Dokdo Volunteer Forces
| General | Hong Sun-chil |
| Adjutant (33) | Hwang Young-moon |
| Combat 1 Captain & troops | Seo Ki-jong (Kim Jae-doo, Choi Jae-woo, Cho Sang-dal, Kim Yong-geun, Han Jin-jin, Kim Hyun-soo, Kim Jang-ho and Yang Bong-joon) |
| Combat 2 Captain & troops | Jung Won-do (Kim Yeong-bok, Kim Su-bong, Lee Sang-guk, Lee Gyu-hyun, Kim Kyung-ho, Heo Shin-do, Kim Young-ho) |
| Rear support captain & troops | Byeong-Yeol Kim (Jung Jae-deok, Han Sang-yong, Park Young hee) |
| Educational captain & troops | Yoo Won Sik (Oh Il Hwan, Ko Sung Dal) |
| Supply Captain & troops | Kim in-Gab (Jung-Ikwan, Ahn Kwang-Ryul, Jung Hyun Kwon, Koo Yong Bok, Lee Pil-young) |

== Support==

The South Korean state provides support for the members of the Dokdo Volunteer Garrison and survivors who have made special sacrifices to defend Liancourt Rocks.
- Payment: the spouses of the members of the Garrison and the deceased receive a pension from the government
- National cemetery: the Dokdo Volunteer Garrison cemetery in Daejeon National Cemetery
- Payment as compensation for the death of members of the Garrison and their spouses
- A national day commemorating the Garrison
- The month of the Patriotic Veterans, and the Day of Comfort
- Invitation to a consolation event

== Assessment ==
In 1966, the South Korean government evaluated the achievements of the Dokdo Volunteer Garrison. It awarded Hong Sun-chil, the captain, a Work Merit Award. Eleven members were awarded a Defense Certificate. Dr. Yoo Ha-young of the Northeast Asian History Foundation said, "Above all, the presence of the Dokdo Volunteer Garrison has contributed to the exercise of national jurisdiction over Liancourt Rocks and the protection of the nation's territory."

==Controversies==
In 2006, South Korean news outlet OhmyNews reported that the stories and activities of the Dokdo Volunteer Garrison were exaggerated and distorted. OhmyNews further reported that the garrison was actually created in 1954 and was only operational for less than 8 months until its practical dissolution in December 1954.

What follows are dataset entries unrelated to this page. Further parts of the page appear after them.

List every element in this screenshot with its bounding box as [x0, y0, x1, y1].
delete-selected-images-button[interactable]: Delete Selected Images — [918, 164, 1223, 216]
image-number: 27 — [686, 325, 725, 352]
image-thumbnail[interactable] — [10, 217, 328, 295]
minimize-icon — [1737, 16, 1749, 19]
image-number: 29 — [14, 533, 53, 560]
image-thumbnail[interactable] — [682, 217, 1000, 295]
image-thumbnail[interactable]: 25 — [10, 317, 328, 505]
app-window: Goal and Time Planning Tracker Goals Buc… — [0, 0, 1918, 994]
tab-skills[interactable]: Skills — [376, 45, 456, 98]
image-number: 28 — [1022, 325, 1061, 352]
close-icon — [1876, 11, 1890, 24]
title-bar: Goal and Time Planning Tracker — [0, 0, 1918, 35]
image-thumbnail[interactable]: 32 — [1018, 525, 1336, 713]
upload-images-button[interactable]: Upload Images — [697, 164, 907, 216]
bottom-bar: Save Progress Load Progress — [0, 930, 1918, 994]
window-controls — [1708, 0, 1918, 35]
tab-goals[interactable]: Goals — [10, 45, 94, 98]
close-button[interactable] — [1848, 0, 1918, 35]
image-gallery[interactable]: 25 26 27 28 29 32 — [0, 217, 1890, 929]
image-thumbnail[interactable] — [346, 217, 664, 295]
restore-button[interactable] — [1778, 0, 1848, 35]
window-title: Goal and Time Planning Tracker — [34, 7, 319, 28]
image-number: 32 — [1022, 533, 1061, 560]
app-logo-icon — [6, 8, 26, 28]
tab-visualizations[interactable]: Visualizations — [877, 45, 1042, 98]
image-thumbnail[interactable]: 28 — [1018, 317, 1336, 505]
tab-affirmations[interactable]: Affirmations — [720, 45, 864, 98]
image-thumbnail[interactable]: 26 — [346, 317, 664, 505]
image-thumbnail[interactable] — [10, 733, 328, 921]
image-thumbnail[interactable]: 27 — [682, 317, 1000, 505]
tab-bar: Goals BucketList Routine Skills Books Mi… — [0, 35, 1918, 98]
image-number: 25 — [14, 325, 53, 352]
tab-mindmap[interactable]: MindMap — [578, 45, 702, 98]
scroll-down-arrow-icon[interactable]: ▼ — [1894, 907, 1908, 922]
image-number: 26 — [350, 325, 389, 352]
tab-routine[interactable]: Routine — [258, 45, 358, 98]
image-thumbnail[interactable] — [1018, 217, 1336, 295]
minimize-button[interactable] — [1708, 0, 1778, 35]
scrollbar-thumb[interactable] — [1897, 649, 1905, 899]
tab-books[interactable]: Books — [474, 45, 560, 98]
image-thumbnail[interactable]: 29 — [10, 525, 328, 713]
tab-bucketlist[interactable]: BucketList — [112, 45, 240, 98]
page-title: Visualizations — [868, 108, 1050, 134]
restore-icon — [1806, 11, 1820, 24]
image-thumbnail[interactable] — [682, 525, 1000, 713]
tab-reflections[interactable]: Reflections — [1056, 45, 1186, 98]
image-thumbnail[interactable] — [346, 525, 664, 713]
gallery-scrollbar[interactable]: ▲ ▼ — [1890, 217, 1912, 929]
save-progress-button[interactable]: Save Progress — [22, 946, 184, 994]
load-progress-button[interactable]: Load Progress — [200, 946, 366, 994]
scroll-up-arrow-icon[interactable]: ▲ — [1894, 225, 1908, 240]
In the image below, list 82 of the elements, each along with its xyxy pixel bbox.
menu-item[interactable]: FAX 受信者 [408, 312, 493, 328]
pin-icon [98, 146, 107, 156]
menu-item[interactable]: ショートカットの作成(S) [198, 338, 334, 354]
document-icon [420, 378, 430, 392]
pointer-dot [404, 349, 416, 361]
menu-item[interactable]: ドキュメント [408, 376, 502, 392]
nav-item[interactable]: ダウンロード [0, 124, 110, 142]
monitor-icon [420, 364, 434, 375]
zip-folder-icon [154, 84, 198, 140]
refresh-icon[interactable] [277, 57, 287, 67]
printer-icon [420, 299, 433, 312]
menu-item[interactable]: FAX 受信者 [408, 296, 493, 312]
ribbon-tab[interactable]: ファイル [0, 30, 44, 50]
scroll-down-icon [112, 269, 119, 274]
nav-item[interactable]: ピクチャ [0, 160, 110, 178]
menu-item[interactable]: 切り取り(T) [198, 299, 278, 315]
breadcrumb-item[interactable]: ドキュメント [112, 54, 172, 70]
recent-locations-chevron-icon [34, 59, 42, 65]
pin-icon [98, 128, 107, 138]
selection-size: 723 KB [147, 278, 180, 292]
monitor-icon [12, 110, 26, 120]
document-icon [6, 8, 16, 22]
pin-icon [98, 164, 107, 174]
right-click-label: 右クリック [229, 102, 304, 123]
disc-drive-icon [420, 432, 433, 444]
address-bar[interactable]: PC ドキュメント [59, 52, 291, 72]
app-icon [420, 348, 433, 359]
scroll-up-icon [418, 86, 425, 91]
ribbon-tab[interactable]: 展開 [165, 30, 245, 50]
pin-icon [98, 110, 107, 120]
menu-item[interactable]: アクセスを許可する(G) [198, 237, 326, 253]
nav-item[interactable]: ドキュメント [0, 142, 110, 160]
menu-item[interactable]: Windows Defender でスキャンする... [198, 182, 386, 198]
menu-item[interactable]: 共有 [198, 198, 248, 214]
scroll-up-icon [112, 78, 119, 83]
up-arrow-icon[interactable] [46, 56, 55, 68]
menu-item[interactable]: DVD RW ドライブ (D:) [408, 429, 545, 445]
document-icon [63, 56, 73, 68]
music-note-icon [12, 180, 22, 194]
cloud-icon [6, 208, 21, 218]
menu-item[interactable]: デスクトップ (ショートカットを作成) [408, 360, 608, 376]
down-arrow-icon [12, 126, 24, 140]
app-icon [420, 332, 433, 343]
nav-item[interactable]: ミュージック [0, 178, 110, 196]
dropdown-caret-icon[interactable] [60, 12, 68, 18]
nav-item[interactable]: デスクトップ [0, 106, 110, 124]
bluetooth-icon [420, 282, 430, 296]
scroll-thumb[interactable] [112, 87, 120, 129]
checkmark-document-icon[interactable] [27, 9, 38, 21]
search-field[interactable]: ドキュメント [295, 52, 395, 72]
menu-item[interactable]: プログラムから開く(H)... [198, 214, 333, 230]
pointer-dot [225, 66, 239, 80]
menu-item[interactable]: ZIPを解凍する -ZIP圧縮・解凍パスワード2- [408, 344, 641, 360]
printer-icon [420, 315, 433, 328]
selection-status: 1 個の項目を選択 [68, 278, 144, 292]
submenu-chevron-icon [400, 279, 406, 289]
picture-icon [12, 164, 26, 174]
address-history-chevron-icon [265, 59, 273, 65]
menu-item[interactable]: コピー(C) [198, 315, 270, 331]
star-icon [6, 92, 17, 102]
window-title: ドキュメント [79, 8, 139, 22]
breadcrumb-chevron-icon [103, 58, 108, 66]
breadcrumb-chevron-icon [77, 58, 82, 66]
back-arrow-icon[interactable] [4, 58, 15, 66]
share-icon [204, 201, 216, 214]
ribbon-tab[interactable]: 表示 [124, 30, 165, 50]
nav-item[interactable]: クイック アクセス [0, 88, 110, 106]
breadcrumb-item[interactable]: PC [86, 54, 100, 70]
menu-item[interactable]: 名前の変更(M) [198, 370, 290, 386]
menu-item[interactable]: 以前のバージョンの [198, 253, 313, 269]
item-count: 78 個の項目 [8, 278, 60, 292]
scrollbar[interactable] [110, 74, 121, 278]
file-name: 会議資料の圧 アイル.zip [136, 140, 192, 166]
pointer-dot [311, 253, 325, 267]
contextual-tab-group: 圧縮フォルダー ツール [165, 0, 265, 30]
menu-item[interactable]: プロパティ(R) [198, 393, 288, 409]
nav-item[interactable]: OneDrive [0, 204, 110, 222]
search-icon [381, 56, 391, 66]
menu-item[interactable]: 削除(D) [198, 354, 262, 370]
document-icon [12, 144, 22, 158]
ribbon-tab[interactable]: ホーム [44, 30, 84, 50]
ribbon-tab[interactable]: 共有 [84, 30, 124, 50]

In another article, OhmyNews also asserted that there is no evidence, other than Hong's self-written records, that supports the notion that the garrison engaged in a fierce battle with Japanese patrol vessels. The article claimed that, according to witness accounts from Choi Hyun-shik, who was the chief of the Ulleung Police Station from 1953 to 1955, there were only two confrontations between Korean and Japanese forces over the Liancourt Rocks. One was an incident in July 1953, when a Japanese fishing vessel, after landing on the rocks, was forced to leave the island after warning shots were fired by a guard. The second incident happened around September 1954, when a Japanese patrol vessel was forced to abort after warning shots were fired from a mortar by police forces. According to Choi, Hong was not present on the rocks during both incidents and these "battles" were carried out solely by police forces, not the garrison.